Northern Ireland's 2016 hotel performance figures have been described as "record-breaking" and "outstanding" by ASM Chartered Accountants' 2016 annual hotel industry survey.
The survey found that the demand for hotel bedrooms across Northern Ireland in 2016 increased to a record high occupancy rate of 77.9%, up from 2015's average of 77.5%.
Average room rate increased by 4.1% to £77.95, with the average revpar for the year £60.74; a 4.6% increase year on year.
Total revenues per room increased by 15.7% to £53,363, reflecting revenue growth in all areas of hotel operations, which boosted EBITDA per room by 17.7% to an average of £10,816 per room.
Belfast in particular had an "outstanding" year, with record room demand levels, room rates and profits, and an occupancy rate of 83.5%. Similarly, rural and resort/spa hotels saw increased revenue and profit with bedroom occupancy rates at 76.0% and 80.3%, respectively.
In Derry City, however, while the demand for bedrooms increased, income in other areas of operations declined.

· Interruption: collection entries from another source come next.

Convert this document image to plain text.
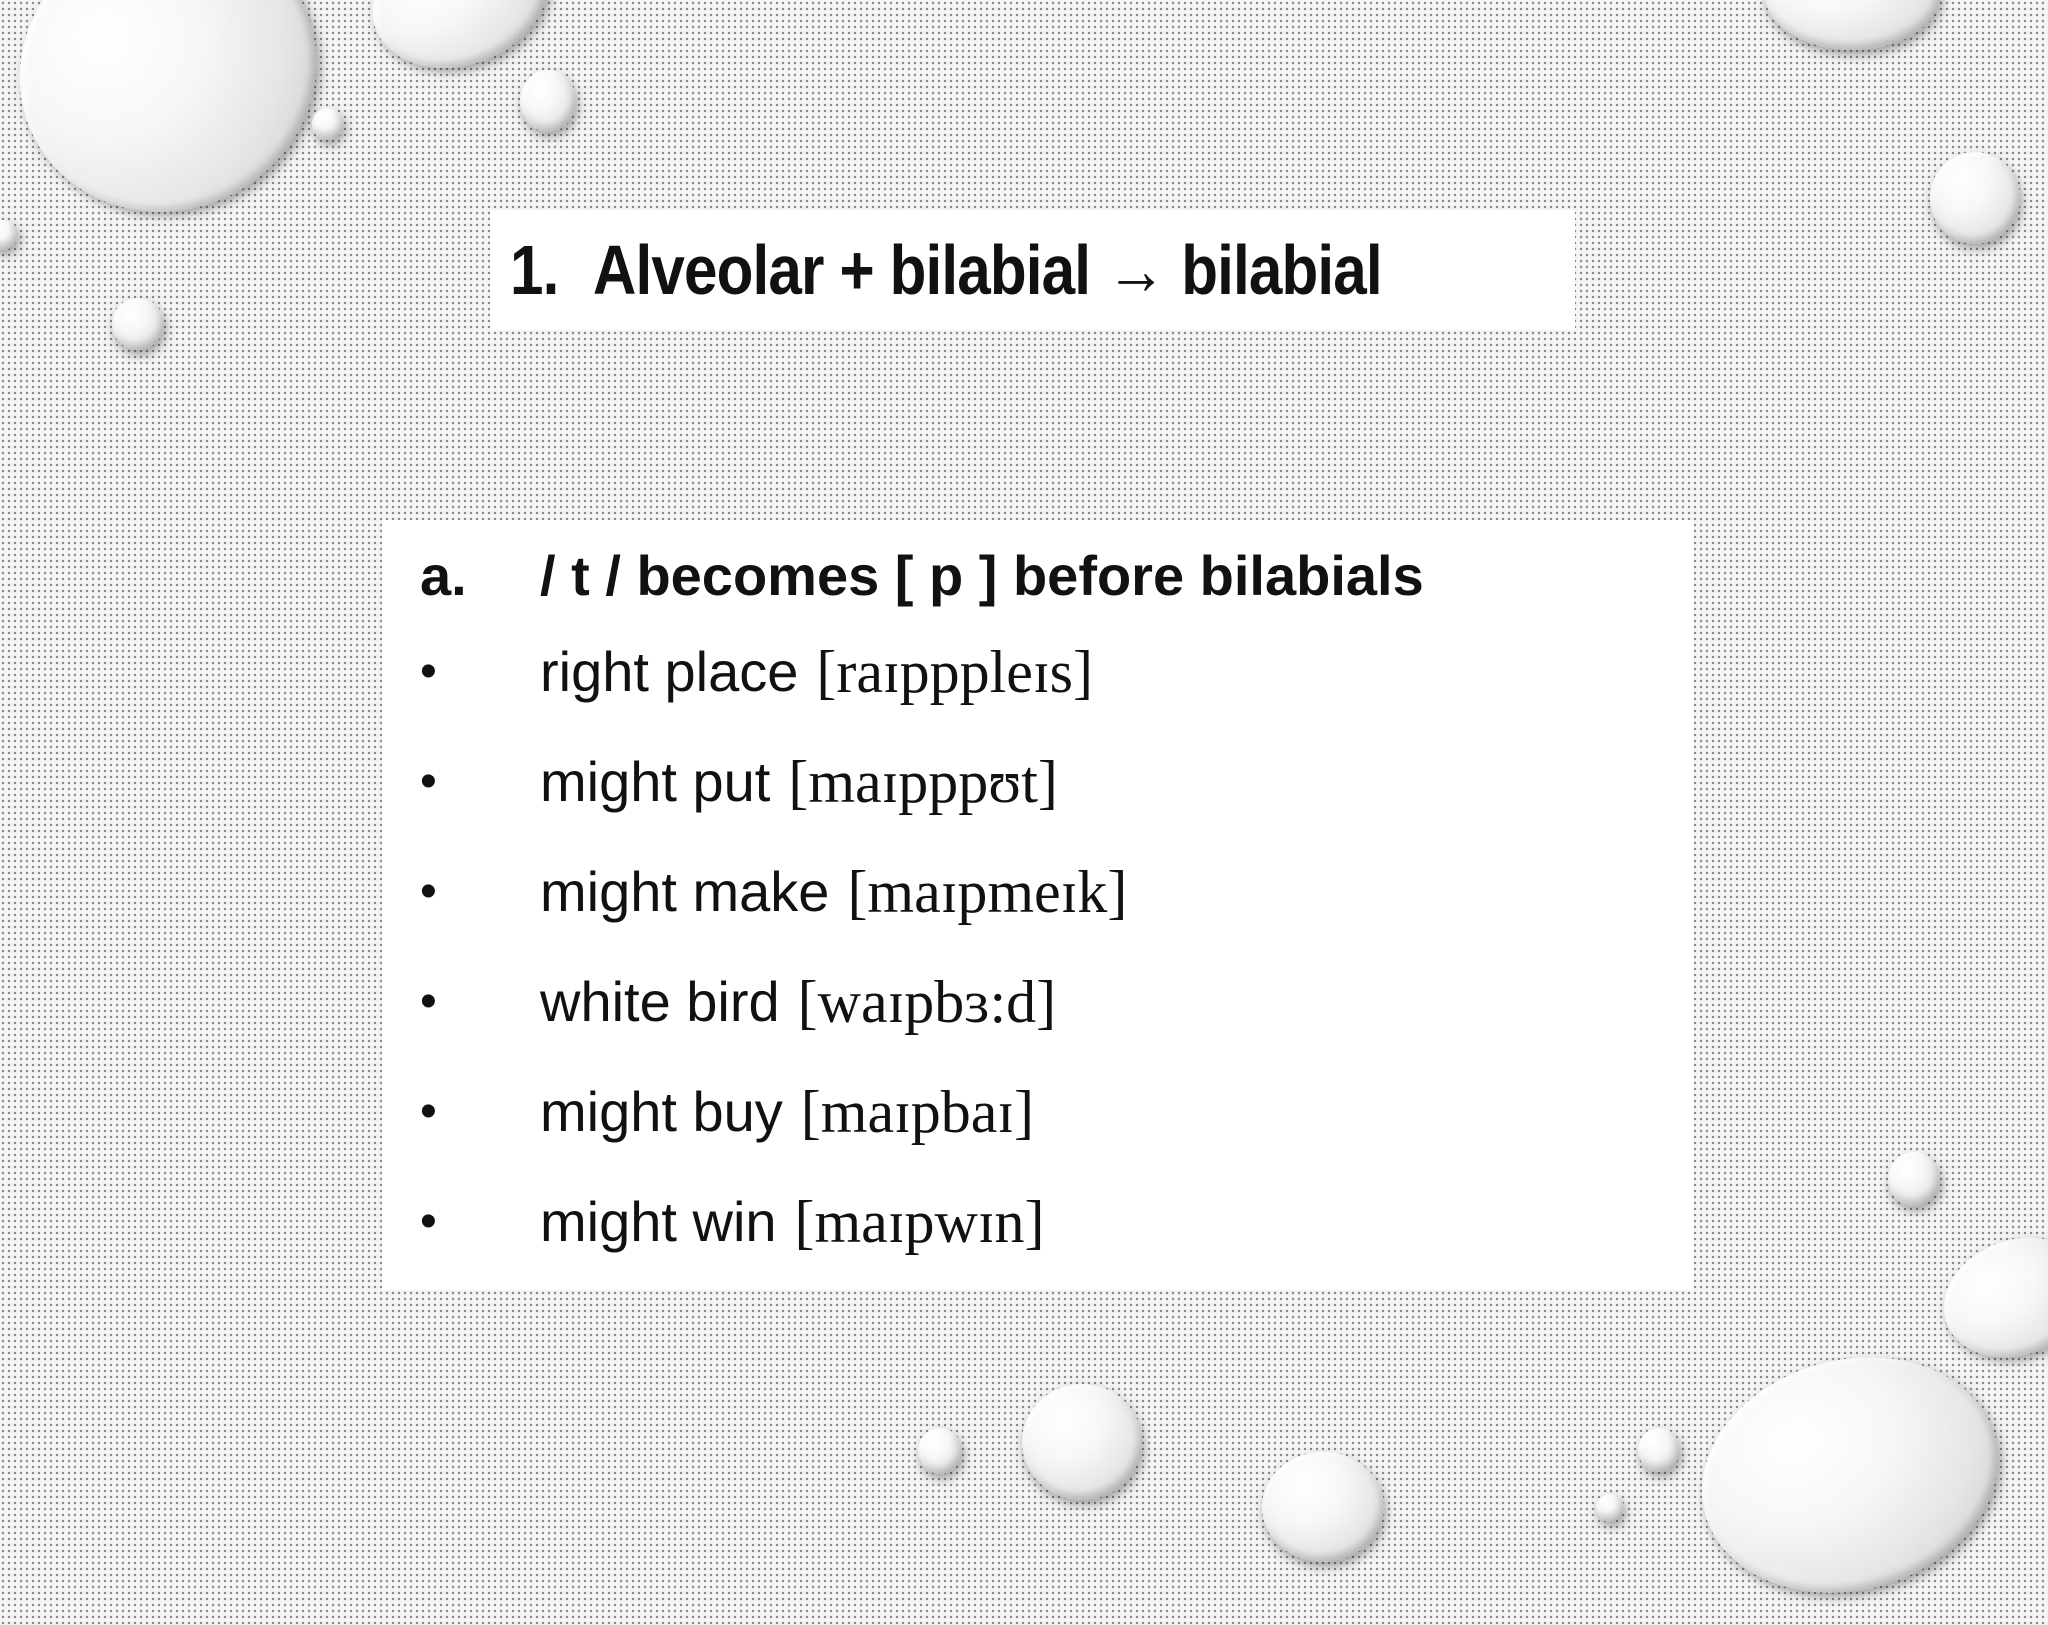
1. Alveolar + bilabial → bilabial
a.	/ t / becomes [ p ] before bilabials
•	right place [raɪpppleɪs]
•	might put [maɪpppʊt]
•	might make [maɪpmeɪk]
•	white bird [waɪpbɜ:d]
•	might buy [maɪpbaɪ]
•	might win [maɪpwɪn]
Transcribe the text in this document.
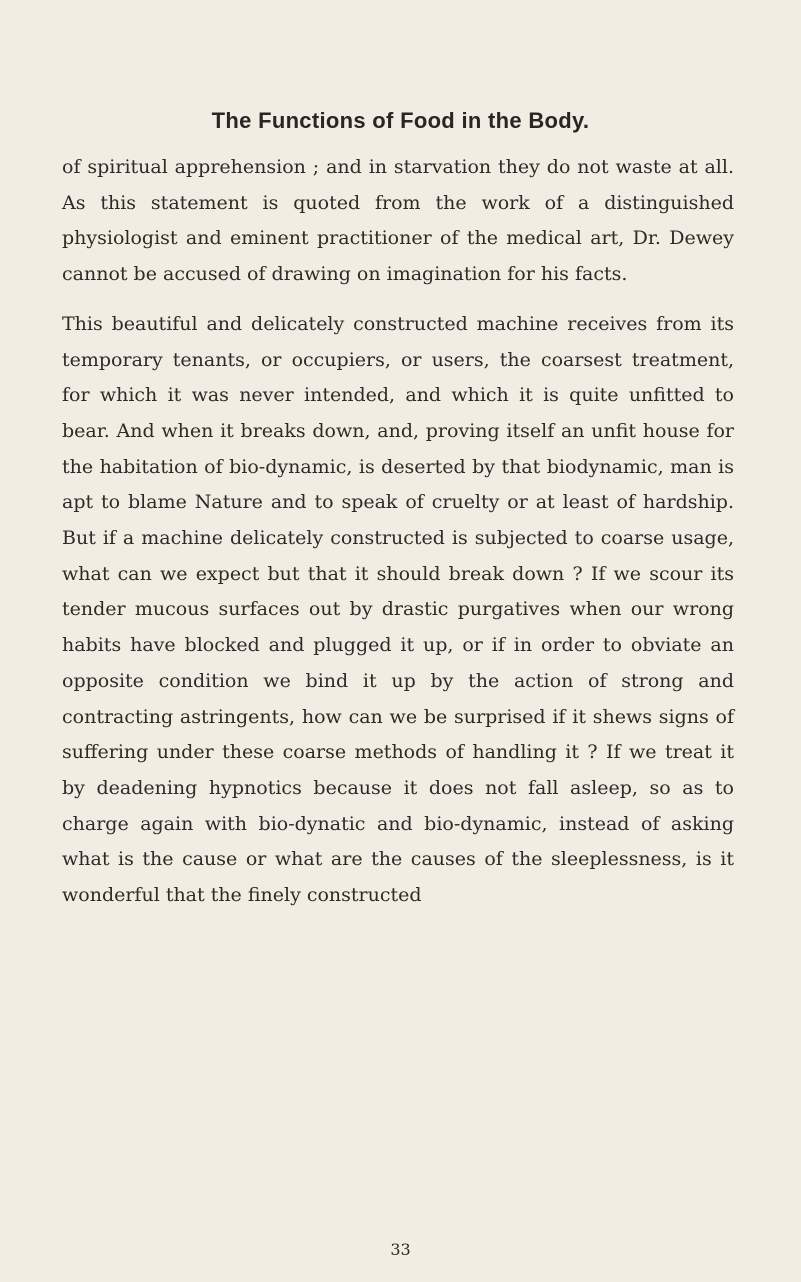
The Functions of Food in the Body.

of spiritual apprehension ; and in starvation they do not waste at all. As this statement is quoted from the work of a distinguished physiologist and eminent practitioner of the medical art, Dr. Dewey cannot be accused of drawing on imagination for his facts.

This beautiful and delicately constructed machine receives from its temporary tenants, or occupiers, or users, the coarsest treatment, for which it was never intended, and which it is quite unfitted to bear. And when it breaks down, and, proving itself an unfit house for the habitation of bio-dynamic, is deserted by that biodynamic, man is apt to blame Nature and to speak of cruelty or at least of hardship. But if a machine delicately constructed is subjected to coarse usage, what can we expect but that it should break down ? If we scour its tender mucous surfaces out by drastic purgatives when our wrong habits have blocked and plugged it up, or if in order to obviate an opposite condition we bind it up by the action of strong and contracting astringents, how can we be surprised if it shews signs of suffering under these coarse methods of handling it ? If we treat it by deadening hypnotics because it does not fall asleep, so as to charge again with bio-dynatic and bio-dynamic, instead of asking what is the cause or what are the causes of the sleeplessness, is it wonderful that the finely constructed

33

The performance of the tourism industry over the past five years has led to a wave of new hotel announcements in Belfast, Derry City and along the north coast, and at Slieve Gullion. In Belfast, there are around 1,100 new hotel bedrooms currently under development, as well as plans for an upmarket resort/spa hotel on the north coast, a mid-market hotel expected to come to market in 2019 in Derry City, and £10m luxury hotel and spa redevelopment plans for Killeavy Castle in South Armagh.
Michael Williamson, director of consulting at ASM, said: "Without doubt, the almost instant decline in the value of sterling on the back of the EU referendum result in June 2016 boosted our competitiveness as a destination and in Belfast especially this made a tangible difference to the demand for accommodation in the second half of the year. But it would wrong to credit all of the progress achieved in 2016 to the exchange rate movement. There was already underlying growth in many areas outside of the capital city, while in Belfast, the opening of the extended Waterfront Hall has massively improved its appeal to the meetings, conventions and exhibitions segments.
"Certainly, the level of development in Belfast is unprecedented and will add around one-third to the supply of room stock by the end of 2019. It's hard to see how the demand for rooms can grow at this level in the short-run, so I fully expect there to be some decline in average bedroom occupancy rates from 2018 onwards."